Yeni vergi düzenlemesi gelir adaletsizliğini azaltmayı hedeflemeli!
İster küçük ölçekli isterse Türkiye’nin en büyük şirketleri olsun, rasyonel politikalara dönene kadar olan süreçte enflasyon beklentilerindeki kötümser tablo fiyatlama davranışlarını da bozdu ve bu aslında birçok işletmenin bunu fırsatçılığa çevirmesine zemin hazırladı. Haliyle bu fırsatçılık bir yandan enflasyonu beslerken alım gücünü günden güne eriten, içeride sermaye sahibini, dışarıda carry trade ile kar elde eden yabancıyı besleyen, beslemeye devam eden bir servet transferi yarattı. Uzun zamandır bol bol konuştuğumuz konu ‘’yabancının TL’ye bakışı iyileşti’’ konusu. Asıl gerçek hikaye hayır hiçbir şey iyileşmedi, yabancı şu an verdiğimiz yüksek faiz üzerinden servetine servet katıyor. Yarın bir gün kim daha yüksek getiri sunarsa yabancı bu kez de oraya gidecektir. O yüzden asıl konu yabancının ne yaptığı değil, bu süreçte bizim ne yaptığımız.

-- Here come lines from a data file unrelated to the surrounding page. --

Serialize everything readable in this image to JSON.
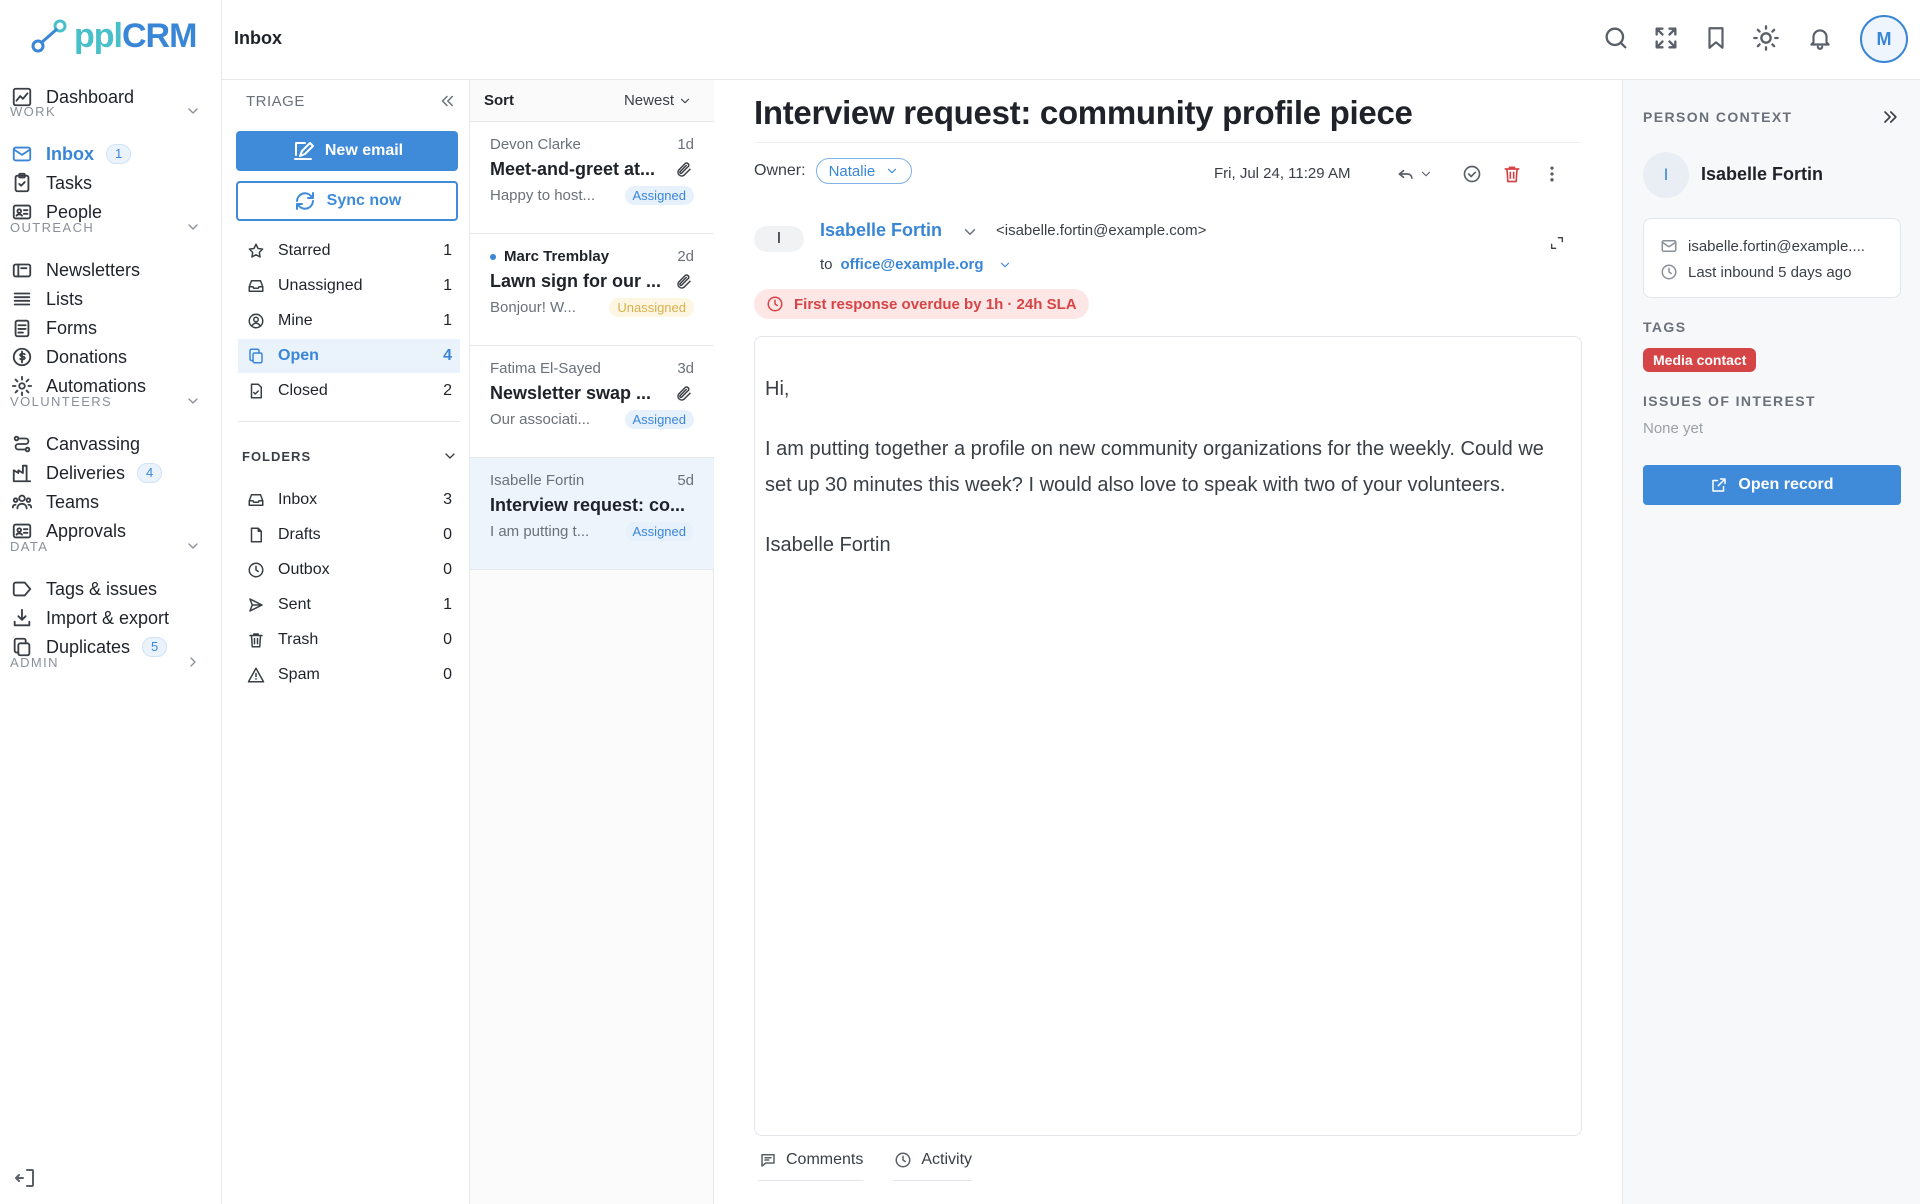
{
  "app": {
    "logo_text": "pplCRM",
    "brand_color": "#3a86d6"
  },
  "topbar": {
    "title": "Inbox",
    "avatar_initial": "M"
  },
  "nav": {
    "items": [
      {
        "key": "dashboard",
        "label": "Dashboard",
        "icon": "dashboard-icon"
      },
      {
        "key": "inbox",
        "label": "Inbox",
        "icon": "mail-icon",
        "badge": "1",
        "active": true
      },
      {
        "key": "tasks",
        "label": "Tasks",
        "icon": "clipboard-icon"
      },
      {
        "key": "people",
        "label": "People",
        "icon": "contact-card-icon"
      },
      {
        "key": "newsletters",
        "label": "Newsletters",
        "icon": "newsletter-icon"
      },
      {
        "key": "lists",
        "label": "Lists",
        "icon": "list-icon"
      },
      {
        "key": "forms",
        "label": "Forms",
        "icon": "form-icon"
      },
      {
        "key": "donations",
        "label": "Donations",
        "icon": "dollar-icon"
      },
      {
        "key": "automations",
        "label": "Automations",
        "icon": "cog-icon"
      },
      {
        "key": "canvassing",
        "label": "Canvassing",
        "icon": "route-icon"
      },
      {
        "key": "deliveries",
        "label": "Deliveries",
        "icon": "factory-icon",
        "badge": "4"
      },
      {
        "key": "teams",
        "label": "Teams",
        "icon": "team-icon"
      },
      {
        "key": "approvals",
        "label": "Approvals",
        "icon": "contact-card-icon"
      },
      {
        "key": "tags",
        "label": "Tags & issues",
        "icon": "tag-icon"
      },
      {
        "key": "import",
        "label": "Import & export",
        "icon": "import-icon"
      },
      {
        "key": "duplicates",
        "label": "Duplicates",
        "icon": "copy-icon",
        "badge": "5"
      }
    ],
    "sections": {
      "work": "WORK",
      "outreach": "OUTREACH",
      "volunteers": "VOLUNTEERS",
      "data": "DATA",
      "admin": "ADMIN"
    }
  },
  "triage": {
    "header": "TRIAGE",
    "new_email": "New email",
    "sync_now": "Sync now",
    "filters": [
      {
        "label": "Starred",
        "count": "1",
        "icon": "star-icon"
      },
      {
        "label": "Unassigned",
        "count": "1",
        "icon": "inbox-tray-icon"
      },
      {
        "label": "Mine",
        "count": "1",
        "icon": "user-circle-icon"
      },
      {
        "label": "Open",
        "count": "4",
        "icon": "copy-icon",
        "active": true
      },
      {
        "label": "Closed",
        "count": "2",
        "icon": "file-check-icon"
      }
    ],
    "folders_header": "FOLDERS",
    "folders": [
      {
        "label": "Inbox",
        "count": "3",
        "icon": "inbox-tray-icon"
      },
      {
        "label": "Drafts",
        "count": "0",
        "icon": "file-icon"
      },
      {
        "label": "Outbox",
        "count": "0",
        "icon": "clock-icon"
      },
      {
        "label": "Sent",
        "count": "1",
        "icon": "send-icon"
      },
      {
        "label": "Trash",
        "count": "0",
        "icon": "trash-icon"
      },
      {
        "label": "Spam",
        "count": "0",
        "icon": "warning-icon"
      }
    ]
  },
  "list": {
    "sort_label": "Sort",
    "sort_value": "Newest",
    "messages": [
      {
        "from": "Devon Clarke",
        "age": "1d",
        "subject": "Meet-and-greet at...",
        "preview": "Happy to host...",
        "status": "Assigned",
        "unread": false,
        "attachment": true
      },
      {
        "from": "Marc Tremblay",
        "age": "2d",
        "subject": "Lawn sign for our ...",
        "preview": "Bonjour! W...",
        "status": "Unassigned",
        "unread": true,
        "attachment": true
      },
      {
        "from": "Fatima El-Sayed",
        "age": "3d",
        "subject": "Newsletter swap ...",
        "preview": "Our associati...",
        "status": "Assigned",
        "unread": false,
        "attachment": true
      },
      {
        "from": "Isabelle Fortin",
        "age": "5d",
        "subject": "Interview request: co...",
        "preview": "I am putting t...",
        "status": "Assigned",
        "unread": false,
        "attachment": false,
        "selected": true
      }
    ]
  },
  "email": {
    "subject": "Interview request: community profile piece",
    "owner_label": "Owner:",
    "owner_value": "Natalie",
    "date": "Fri, Jul 24, 11:29 AM",
    "sender_initial": "I",
    "sender_name": "Isabelle Fortin",
    "sender_email": "<isabelle.fortin@example.com>",
    "to_label": "to",
    "to_address": "office@example.org",
    "sla": "First response overdue by 1h · 24h SLA",
    "body": {
      "greeting": "Hi,",
      "paragraph": "I am putting together a profile on new community organizations for the weekly. Could we set up 30 minutes this week? I would also love to speak with two of your volunteers.",
      "signature": "Isabelle Fortin"
    },
    "tabs": {
      "comments": "Comments",
      "activity": "Activity"
    }
  },
  "person": {
    "header": "PERSON CONTEXT",
    "initial": "I",
    "name": "Isabelle Fortin",
    "email": "isabelle.fortin@example....",
    "last_inbound": "Last inbound 5 days ago",
    "tags_label": "TAGS",
    "tag": "Media contact",
    "issues_label": "ISSUES OF INTEREST",
    "issues_value": "None yet",
    "open_record": "Open record"
  },
  "colors": {
    "accent": "#3f8bd9",
    "danger": "#d64545",
    "warning": "#d9b04d"
  }
}
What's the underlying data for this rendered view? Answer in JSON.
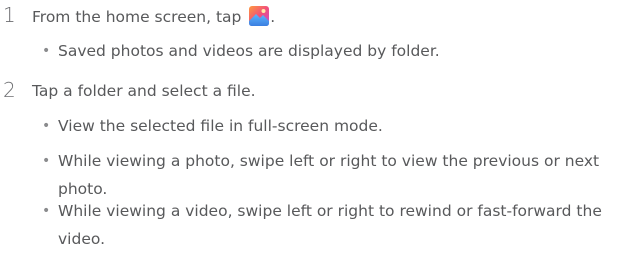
{
  "steps": [
    {
      "number": "1",
      "text_before_icon": "From the home screen, tap ",
      "text_after_icon": ".",
      "icon": "gallery-app-icon",
      "bullets": [
        "Saved photos and videos are displayed by folder."
      ]
    },
    {
      "number": "2",
      "text": "Tap a folder and select a file.",
      "bullets": [
        "View the selected file in full-screen mode.",
        "While viewing a photo, swipe left or right to view the previous or next photo.",
        "While viewing a video, swipe left or right to rewind or fast-forward the video."
      ]
    }
  ],
  "colors": {
    "text": "#58595b",
    "bullet": "#8a8b8d",
    "icon_orange": "#f26b3a",
    "icon_pink": "#ec4a8c",
    "icon_blue": "#4a90e2"
  }
}
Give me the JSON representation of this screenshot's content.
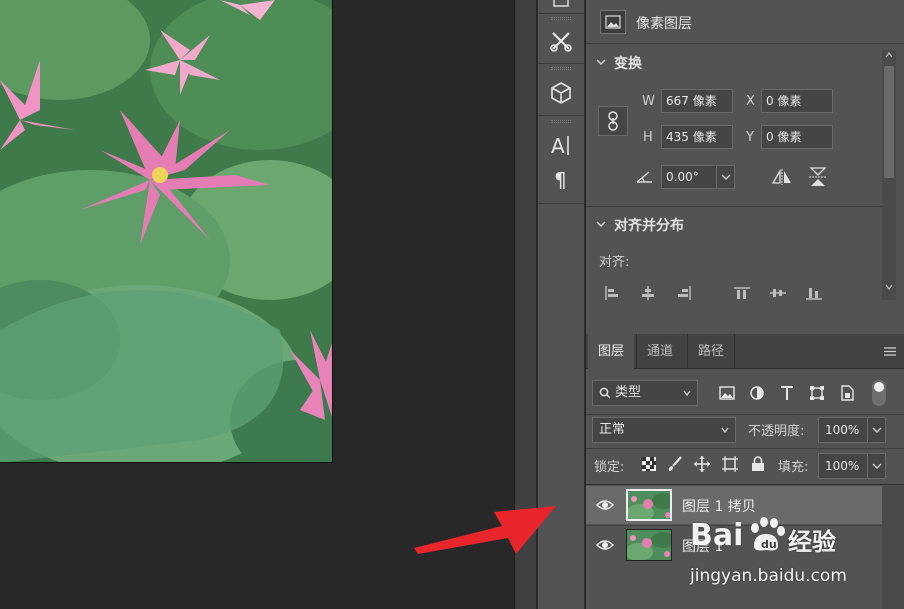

Yabancı üstümüzden para kazanırken, vatandaş yanlış politikalar sonucu yaratılan yüksek enflasyon nedeni ile yüksek faize katlanmak zorunda kalmışken, TCMB sıkı para politikası ile Hazine ve Maliye Bakanlığı’na zaman kazandırmışken, bakanlık ne yaptı? Adil bir vergi sistemi zemini oluşturuldu mu? Toplam vergiler içinde dolaylı vergilerin payı azaltıldı mı? Vergilendirilmemiş, kayıt dışı kalmış gelirler tespit edilip vergilendirildi mi? Vergi afları kaldırıldı mı? Enflasyonu fırsatçılığa çeviren sektörler/firmalar denetlendi mi? Kamu harcamalarının finansman yöntemlerini vatandaşın alım gücünü eritmeden yeniden düzenleyecek çalışmalar yapıldı mı?
Geçtiğimiz haftalarda basına sızan vergi düzenlemeleri taslağında biz yurtdışı çıkış harcını, bahşişlerin vergilendirilmesini, borsada işlem vergisini konuştuk bol bol ama asıl konuşulması gereken konu buydu. Vergi düzenlemesi ile ilgili son durum henüz net değil ama umarım yeni düzenlemeler gelir adaletsizliğini desteklemeye devam edecek düzenlemeler olmaz.